Non solo il suo cibo è bellissimo, ma lei stessa è una persona che ti illumina. Ha un calore incredibile e ama tutte le cose del mondo... è un'insegnante e mentre giravamo l'episodio mi sono sentito un suo studente. Lei prepara solo cibo vegano, non ha un ristorante; cucina in un monastero per le sue sorelle suore. Il cibo è straordinario nella sua profondità e bellezza. Non usa né cipolla né aglio, perché non sono ingredienti buddhisti, che creano un senso di avidità mentre si mangia. Lei insegna non solo come cucinare, ma anche come mangiare bene e come vivere bene, senza mai giudicare, anche se sapeva che eravamo dei carnivori. Era lì solo per aiutarci e insegnarci. Ero davvero commosso dalla sua comprensione del mondo e dalla sua pazienza.
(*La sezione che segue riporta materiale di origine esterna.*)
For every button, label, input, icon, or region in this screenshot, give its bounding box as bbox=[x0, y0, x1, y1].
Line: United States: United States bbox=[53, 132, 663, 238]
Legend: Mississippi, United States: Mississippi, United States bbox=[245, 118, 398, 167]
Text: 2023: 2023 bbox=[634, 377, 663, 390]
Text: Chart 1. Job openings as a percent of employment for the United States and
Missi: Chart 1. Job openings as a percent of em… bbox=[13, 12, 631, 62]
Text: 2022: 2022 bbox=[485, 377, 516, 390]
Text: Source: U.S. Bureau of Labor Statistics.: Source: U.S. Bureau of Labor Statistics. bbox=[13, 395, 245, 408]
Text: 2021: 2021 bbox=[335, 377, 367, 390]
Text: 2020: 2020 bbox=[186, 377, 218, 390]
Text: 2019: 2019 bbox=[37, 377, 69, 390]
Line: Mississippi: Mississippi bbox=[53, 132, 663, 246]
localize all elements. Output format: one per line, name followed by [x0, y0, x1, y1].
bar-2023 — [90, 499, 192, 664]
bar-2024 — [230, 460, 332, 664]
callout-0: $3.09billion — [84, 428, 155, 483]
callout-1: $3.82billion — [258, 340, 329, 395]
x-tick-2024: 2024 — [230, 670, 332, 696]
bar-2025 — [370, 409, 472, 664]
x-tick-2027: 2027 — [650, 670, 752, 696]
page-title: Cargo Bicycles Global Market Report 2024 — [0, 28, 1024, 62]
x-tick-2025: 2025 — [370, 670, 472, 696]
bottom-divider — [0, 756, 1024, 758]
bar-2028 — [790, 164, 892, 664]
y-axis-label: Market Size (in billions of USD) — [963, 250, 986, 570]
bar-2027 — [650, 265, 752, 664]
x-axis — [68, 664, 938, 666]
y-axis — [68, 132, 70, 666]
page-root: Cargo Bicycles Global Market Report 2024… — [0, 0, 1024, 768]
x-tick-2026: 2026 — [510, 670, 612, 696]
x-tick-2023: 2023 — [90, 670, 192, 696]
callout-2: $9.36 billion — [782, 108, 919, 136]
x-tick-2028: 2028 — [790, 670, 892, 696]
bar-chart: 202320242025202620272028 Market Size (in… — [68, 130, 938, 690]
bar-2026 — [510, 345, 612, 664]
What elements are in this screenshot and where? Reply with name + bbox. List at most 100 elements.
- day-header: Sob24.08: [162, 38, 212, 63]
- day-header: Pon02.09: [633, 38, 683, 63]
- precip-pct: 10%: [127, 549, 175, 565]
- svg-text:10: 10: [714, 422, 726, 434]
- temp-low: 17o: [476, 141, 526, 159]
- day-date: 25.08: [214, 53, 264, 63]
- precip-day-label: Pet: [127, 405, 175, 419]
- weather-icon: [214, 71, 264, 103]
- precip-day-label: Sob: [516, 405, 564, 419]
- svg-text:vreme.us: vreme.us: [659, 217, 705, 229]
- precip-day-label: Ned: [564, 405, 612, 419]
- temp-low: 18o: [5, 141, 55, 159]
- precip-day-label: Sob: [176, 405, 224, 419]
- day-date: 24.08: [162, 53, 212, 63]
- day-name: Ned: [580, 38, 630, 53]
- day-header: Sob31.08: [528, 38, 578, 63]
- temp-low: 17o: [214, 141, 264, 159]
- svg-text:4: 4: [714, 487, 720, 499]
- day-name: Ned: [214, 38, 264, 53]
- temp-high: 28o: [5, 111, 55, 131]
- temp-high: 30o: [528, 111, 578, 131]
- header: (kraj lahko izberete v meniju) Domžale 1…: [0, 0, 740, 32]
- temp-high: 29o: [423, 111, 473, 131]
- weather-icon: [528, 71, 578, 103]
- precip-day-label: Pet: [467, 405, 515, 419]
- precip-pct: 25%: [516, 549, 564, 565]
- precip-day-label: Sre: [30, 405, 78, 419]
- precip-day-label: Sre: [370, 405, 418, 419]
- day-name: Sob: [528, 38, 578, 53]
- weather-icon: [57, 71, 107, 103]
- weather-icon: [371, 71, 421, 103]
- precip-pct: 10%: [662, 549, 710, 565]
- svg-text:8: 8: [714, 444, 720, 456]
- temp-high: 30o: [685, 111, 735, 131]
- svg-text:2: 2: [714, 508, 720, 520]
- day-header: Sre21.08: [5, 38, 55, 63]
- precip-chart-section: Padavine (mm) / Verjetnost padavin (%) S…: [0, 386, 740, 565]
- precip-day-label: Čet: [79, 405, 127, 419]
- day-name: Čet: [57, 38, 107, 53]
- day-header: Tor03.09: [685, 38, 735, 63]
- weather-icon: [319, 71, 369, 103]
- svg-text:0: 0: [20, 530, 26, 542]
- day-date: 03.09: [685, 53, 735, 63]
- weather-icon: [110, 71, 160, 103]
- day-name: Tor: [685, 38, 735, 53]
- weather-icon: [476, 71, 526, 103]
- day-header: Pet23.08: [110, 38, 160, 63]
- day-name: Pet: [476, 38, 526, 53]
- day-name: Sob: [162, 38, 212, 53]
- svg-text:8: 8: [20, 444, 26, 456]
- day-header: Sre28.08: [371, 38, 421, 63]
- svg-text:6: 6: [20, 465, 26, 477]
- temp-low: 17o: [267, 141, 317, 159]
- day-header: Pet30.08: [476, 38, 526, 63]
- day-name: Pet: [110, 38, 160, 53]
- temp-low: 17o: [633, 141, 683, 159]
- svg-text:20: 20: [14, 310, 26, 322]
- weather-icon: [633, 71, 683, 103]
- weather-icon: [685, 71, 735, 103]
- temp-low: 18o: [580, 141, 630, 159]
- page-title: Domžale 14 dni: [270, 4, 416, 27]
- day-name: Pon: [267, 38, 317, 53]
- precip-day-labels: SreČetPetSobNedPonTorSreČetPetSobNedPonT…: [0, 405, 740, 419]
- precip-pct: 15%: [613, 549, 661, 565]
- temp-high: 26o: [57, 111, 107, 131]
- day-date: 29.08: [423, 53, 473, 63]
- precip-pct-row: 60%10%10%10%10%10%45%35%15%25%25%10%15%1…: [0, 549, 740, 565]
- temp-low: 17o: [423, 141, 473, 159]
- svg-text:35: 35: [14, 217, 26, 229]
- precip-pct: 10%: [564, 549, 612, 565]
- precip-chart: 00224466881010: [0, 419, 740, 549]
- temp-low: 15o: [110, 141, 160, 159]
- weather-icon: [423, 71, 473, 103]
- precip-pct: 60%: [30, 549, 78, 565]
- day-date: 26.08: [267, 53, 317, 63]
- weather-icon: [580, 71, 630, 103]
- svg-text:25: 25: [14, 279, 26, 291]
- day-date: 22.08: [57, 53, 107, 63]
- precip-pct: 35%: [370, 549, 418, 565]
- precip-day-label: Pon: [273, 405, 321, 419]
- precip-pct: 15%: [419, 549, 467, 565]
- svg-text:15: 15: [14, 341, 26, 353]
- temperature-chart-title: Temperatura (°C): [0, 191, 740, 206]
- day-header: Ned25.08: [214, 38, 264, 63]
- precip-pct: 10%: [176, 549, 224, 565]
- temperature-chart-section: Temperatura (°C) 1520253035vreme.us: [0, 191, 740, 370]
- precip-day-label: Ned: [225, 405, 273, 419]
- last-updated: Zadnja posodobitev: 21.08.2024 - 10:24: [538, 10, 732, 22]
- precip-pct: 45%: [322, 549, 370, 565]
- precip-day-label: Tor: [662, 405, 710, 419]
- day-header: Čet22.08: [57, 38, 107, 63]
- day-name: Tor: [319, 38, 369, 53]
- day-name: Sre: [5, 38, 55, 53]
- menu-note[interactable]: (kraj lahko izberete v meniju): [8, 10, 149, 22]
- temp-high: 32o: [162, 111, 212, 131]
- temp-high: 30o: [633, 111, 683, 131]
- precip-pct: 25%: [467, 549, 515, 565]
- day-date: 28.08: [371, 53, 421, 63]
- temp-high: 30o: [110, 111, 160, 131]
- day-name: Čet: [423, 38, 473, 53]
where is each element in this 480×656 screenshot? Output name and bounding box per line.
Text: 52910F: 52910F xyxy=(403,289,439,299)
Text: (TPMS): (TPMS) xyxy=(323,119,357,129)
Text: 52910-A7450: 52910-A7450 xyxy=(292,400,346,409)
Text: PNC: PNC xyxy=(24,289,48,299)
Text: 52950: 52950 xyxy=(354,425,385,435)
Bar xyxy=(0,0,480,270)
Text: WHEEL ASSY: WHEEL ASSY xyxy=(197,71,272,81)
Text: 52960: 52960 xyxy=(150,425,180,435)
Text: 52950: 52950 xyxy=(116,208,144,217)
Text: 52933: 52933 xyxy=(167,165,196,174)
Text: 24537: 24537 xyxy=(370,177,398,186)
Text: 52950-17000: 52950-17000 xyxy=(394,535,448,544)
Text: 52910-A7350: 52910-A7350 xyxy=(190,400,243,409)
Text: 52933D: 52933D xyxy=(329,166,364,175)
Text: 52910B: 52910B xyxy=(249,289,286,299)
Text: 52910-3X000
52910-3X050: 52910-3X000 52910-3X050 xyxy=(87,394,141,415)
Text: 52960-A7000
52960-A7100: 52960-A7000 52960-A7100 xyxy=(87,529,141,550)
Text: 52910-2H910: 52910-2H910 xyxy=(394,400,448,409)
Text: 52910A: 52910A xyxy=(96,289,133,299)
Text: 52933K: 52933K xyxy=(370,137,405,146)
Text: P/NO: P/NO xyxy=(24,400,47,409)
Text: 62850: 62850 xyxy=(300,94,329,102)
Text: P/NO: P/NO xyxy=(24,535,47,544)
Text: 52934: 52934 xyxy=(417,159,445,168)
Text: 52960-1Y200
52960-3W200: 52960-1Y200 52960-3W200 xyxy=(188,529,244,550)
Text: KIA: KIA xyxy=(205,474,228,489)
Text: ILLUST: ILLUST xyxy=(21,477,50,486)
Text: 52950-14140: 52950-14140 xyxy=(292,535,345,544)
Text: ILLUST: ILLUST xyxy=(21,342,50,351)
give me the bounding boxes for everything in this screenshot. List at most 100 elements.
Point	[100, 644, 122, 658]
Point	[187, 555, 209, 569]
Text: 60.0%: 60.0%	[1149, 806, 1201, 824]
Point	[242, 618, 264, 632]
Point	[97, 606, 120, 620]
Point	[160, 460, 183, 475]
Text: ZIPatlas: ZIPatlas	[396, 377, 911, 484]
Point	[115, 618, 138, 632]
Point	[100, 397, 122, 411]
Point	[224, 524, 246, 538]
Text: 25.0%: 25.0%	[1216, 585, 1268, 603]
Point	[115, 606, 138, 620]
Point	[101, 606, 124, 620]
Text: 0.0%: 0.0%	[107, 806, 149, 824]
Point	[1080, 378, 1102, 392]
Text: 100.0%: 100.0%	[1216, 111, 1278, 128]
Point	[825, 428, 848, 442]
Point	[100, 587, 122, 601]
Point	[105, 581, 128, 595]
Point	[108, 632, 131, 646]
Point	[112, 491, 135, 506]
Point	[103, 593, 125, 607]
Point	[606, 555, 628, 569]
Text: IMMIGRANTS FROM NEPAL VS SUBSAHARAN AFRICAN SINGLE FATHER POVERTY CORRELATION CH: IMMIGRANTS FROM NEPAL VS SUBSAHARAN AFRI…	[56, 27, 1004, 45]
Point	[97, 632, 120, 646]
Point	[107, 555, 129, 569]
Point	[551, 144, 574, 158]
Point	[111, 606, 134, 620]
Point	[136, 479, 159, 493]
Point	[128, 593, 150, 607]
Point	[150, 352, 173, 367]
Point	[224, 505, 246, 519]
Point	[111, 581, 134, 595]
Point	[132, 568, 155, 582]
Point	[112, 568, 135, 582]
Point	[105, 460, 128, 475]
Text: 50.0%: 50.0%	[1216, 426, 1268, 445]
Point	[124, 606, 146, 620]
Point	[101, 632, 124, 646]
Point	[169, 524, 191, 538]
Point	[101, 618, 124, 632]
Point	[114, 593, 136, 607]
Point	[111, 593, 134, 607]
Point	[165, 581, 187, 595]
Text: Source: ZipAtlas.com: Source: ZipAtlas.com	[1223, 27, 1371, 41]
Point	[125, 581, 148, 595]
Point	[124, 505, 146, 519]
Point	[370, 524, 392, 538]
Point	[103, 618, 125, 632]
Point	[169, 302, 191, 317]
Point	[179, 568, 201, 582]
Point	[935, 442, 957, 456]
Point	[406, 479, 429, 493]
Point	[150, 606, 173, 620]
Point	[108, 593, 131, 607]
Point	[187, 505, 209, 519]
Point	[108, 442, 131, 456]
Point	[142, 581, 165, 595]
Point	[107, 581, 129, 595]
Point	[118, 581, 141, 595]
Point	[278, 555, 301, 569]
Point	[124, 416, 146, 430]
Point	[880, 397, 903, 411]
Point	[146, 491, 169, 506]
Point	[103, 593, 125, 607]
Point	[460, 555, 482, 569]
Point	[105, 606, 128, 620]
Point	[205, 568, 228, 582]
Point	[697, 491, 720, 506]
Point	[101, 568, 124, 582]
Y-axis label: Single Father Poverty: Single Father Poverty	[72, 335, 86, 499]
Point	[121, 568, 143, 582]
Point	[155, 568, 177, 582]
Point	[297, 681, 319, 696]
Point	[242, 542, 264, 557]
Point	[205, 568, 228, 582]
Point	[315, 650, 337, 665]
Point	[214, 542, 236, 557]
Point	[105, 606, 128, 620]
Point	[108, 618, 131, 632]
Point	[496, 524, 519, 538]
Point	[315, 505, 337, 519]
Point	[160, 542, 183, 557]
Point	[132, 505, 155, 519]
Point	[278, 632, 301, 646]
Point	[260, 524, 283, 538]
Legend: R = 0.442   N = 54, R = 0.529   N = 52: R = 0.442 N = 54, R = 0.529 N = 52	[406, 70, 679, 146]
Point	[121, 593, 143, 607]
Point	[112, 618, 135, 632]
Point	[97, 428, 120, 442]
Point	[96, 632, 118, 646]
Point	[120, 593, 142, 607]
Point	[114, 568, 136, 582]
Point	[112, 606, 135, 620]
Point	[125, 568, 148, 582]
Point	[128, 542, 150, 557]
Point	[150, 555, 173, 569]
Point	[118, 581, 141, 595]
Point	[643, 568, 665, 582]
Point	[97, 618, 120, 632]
Mette qualcosa in un barattolo, lo seppellisce sotto la terra e lo tira fuori sei mesi dopo, o un anno dopo, o 10 anni dopo. È una sorta di cucina a lunga percorrenza, che permette agli organismi della natura di fare il loro gioco. Nella fermentazione hai ogni sorta di batterio e microbo che cresce a aggiunge sapore. Per Jeong Kwan quelli sono degli aiutanti. Lei lavora con loro. Il cibo è parte della meditazione e della pratica. Cucinare è una parte di questa pratica. Mangiare in questo modo ti fa apprezzare il mondo attorno a te.
Secondo lei i grandi chef sono anche dei grandi artisti?
Credo che alcuni chef siano artigiani, altri grandi artisti: lo capisci quando cercano di raccontare una storia e comunicare un'idea. Credo che quello sia il momento in cui stanno diventando degli artisti.
Ci sono tantissimi rischi in questo: aprire un ristorante è un incredibile rischio e la competizione è feroce. Per il successo bisogno mostrare che il tuo risorante sta trasmettendo una nuova idea, che lì si sta creando un nuovo fenomeno.
La cosa più difficile da fare è ripeterlo ogni singola sera: è come una performance live. Le persone spesso la comparano ad essere un regista: un regista ha una visione e deve muoversi in questa direzione. Questi chef non lavorano da soli, vengono fuori con un'idea, la sviluppano con il loro staff, poi la producono in enormi quantità. E devono farlo bene ogni singola sera. Per me è come arte performativa, ecco come la vedo.